Thursday 23 May 2024

Beethoven from the Smetana String Quartet

One can easily overlook the music of Ludwig van Beethoven. I have had his only opera, Fidelio, on my shelves for nearly 30 years now, and never listened to it. And I would feel no loss if I never heard his fifth symphony again, nor the bombastic finale of the ninth. All his life, he had no long-term patron or employer, and was forced to earn his living from crowd-pleasing music. Occasionally, as in his 'old age' (he was only 57 when he died) he wrote music just for himself.

I have just been re-listening to his string quartet opus 130 in B flat major. Surely the Cavatina followed by the Grosse Fuga finale are among a chosen few at the summit of all music? In these two movements, Beethoven raises music to new heights. Music to which I am never tired of listening.

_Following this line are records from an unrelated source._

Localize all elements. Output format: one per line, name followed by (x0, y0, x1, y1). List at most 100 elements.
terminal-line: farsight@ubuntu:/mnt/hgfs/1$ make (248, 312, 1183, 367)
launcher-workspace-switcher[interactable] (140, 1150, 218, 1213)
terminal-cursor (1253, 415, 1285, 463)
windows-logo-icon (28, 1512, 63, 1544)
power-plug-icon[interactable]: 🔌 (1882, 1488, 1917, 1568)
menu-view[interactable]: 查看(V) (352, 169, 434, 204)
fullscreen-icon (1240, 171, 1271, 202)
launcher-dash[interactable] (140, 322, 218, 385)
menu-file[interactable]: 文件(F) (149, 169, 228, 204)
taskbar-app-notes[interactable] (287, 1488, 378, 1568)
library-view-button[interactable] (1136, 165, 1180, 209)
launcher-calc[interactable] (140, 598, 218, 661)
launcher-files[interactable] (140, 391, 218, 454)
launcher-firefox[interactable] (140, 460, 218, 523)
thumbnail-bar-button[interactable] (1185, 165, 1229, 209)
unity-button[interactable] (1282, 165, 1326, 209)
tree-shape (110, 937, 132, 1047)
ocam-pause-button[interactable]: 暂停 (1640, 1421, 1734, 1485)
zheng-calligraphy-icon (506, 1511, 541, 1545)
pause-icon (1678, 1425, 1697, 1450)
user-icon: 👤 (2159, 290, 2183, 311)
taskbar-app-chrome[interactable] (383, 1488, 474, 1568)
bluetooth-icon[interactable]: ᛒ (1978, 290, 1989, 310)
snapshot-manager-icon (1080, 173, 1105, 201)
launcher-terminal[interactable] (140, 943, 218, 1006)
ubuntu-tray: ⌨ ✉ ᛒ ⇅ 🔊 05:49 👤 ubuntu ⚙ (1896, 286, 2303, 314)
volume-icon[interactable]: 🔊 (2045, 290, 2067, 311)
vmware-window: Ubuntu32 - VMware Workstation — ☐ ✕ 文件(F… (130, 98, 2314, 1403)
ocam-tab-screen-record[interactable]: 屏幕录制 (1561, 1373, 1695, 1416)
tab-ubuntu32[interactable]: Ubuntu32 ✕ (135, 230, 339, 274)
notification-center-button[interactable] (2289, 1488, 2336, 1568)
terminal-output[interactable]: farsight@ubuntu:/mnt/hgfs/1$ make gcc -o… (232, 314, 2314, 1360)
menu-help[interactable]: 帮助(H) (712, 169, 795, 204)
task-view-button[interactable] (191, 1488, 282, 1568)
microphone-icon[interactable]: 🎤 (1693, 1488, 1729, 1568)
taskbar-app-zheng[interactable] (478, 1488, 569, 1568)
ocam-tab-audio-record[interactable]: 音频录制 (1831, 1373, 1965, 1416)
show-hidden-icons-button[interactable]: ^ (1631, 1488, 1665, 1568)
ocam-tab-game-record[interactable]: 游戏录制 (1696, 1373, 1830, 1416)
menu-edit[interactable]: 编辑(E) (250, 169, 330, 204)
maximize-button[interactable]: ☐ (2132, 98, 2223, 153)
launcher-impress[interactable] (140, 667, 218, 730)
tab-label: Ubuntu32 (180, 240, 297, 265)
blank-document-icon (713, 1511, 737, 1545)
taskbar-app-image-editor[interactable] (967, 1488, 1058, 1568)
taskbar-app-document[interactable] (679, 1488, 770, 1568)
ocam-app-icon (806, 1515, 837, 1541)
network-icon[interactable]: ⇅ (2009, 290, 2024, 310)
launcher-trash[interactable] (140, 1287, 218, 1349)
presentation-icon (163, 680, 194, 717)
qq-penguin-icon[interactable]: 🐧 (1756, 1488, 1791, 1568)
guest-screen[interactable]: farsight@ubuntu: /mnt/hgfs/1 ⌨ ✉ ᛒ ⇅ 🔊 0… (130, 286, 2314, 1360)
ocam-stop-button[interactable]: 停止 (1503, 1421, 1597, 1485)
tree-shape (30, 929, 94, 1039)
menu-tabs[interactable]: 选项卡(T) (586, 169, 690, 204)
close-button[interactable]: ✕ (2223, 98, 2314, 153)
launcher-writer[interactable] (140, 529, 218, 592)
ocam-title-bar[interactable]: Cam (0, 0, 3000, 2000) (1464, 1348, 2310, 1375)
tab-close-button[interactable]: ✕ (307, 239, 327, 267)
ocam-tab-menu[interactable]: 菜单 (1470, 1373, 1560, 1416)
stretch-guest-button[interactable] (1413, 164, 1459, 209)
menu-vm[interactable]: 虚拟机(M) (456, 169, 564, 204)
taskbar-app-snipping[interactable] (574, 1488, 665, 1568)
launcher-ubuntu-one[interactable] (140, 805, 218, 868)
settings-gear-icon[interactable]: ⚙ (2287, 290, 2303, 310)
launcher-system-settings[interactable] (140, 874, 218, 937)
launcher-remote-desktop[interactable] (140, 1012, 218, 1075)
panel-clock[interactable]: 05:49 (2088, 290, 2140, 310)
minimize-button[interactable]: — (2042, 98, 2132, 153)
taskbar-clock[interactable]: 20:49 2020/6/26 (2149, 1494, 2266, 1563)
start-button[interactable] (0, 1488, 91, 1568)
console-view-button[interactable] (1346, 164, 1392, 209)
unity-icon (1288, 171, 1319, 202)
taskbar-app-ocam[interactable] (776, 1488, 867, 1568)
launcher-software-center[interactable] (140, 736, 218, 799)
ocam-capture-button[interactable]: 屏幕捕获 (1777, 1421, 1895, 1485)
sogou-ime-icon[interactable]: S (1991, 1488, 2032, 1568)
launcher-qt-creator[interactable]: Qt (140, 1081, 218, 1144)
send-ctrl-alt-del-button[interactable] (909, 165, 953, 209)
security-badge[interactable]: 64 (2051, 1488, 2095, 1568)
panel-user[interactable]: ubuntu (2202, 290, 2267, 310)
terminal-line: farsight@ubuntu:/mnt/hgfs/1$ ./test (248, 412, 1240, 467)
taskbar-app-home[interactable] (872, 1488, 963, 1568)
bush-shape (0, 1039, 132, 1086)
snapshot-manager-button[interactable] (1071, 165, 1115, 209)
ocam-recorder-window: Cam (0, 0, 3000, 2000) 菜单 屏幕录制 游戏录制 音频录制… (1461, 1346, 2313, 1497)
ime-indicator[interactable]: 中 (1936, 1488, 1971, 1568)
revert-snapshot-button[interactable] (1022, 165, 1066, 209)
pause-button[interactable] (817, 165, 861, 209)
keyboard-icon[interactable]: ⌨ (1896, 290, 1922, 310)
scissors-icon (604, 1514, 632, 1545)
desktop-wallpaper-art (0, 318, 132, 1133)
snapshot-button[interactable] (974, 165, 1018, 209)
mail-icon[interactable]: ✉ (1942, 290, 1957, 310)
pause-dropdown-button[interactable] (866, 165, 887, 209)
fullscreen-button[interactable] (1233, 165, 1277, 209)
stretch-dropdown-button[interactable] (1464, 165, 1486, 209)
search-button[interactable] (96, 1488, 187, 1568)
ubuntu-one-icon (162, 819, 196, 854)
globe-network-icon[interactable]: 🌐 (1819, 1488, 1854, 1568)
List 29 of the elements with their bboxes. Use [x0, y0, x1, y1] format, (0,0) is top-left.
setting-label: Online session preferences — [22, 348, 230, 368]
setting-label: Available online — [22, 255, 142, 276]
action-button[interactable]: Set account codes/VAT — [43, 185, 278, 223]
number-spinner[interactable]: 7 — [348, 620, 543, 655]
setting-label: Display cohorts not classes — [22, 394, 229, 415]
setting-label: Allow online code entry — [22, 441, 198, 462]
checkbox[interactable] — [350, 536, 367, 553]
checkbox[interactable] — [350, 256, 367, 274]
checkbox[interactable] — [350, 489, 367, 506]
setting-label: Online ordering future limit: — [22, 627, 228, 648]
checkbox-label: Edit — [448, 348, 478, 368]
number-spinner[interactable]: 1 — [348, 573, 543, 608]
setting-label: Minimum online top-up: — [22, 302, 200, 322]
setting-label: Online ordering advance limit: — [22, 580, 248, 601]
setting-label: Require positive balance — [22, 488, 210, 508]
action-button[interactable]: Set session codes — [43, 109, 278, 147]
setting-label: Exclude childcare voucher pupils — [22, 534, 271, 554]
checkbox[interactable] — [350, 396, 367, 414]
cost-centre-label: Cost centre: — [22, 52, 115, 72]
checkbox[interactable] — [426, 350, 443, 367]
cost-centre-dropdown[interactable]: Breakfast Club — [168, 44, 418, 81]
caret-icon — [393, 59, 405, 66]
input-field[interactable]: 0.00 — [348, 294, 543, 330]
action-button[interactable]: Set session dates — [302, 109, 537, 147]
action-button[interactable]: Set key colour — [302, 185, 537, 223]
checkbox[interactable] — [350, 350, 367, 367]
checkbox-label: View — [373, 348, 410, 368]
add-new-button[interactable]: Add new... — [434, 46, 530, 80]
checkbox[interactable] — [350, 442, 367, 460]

My chosen CD this time round was the Smetana String Quartet, Czech string quartet players playing Beethoven and really well recorded and balanced by Supraphon, my favourite company for string quartet recordings. Contentment all round.


Tuesday 21 May 2024

Acquaragia Drom

Decades ago, in a record store in Paris (in the days when there were such things) I picked up, out of curiosity, a CD by a group of Adriatic gypsies who called themselves Acquaragia Drom. The group appeared to travel around in a tour bus and consisted of three men and two women. Instrumentarium was guitar, accordion, violin, clarinet, bass clarinet, and 'tromba de' zingari'. The music alternates between European, Indian, and 'Arab'. Throughout over two decades, this one CD has given me immense pleasure. Listening to it again today, I could not help but reflect on just how far popular / folk music has deteriorated with the advent of all-embracing American/African popular music, with its omnipresent guitar strumming, beat, and bongo drumming, all in relentless 4/4 time. No violins, no clarinets, no accordions, and everything synthesised and amplified via advanced electronics. Modern music has a lot to answer for. Modern folk (or "people's") music is to music what Bach is to Stockhausen. "Stockhausen? I think I once trod in some" quipped Thomas Beecham.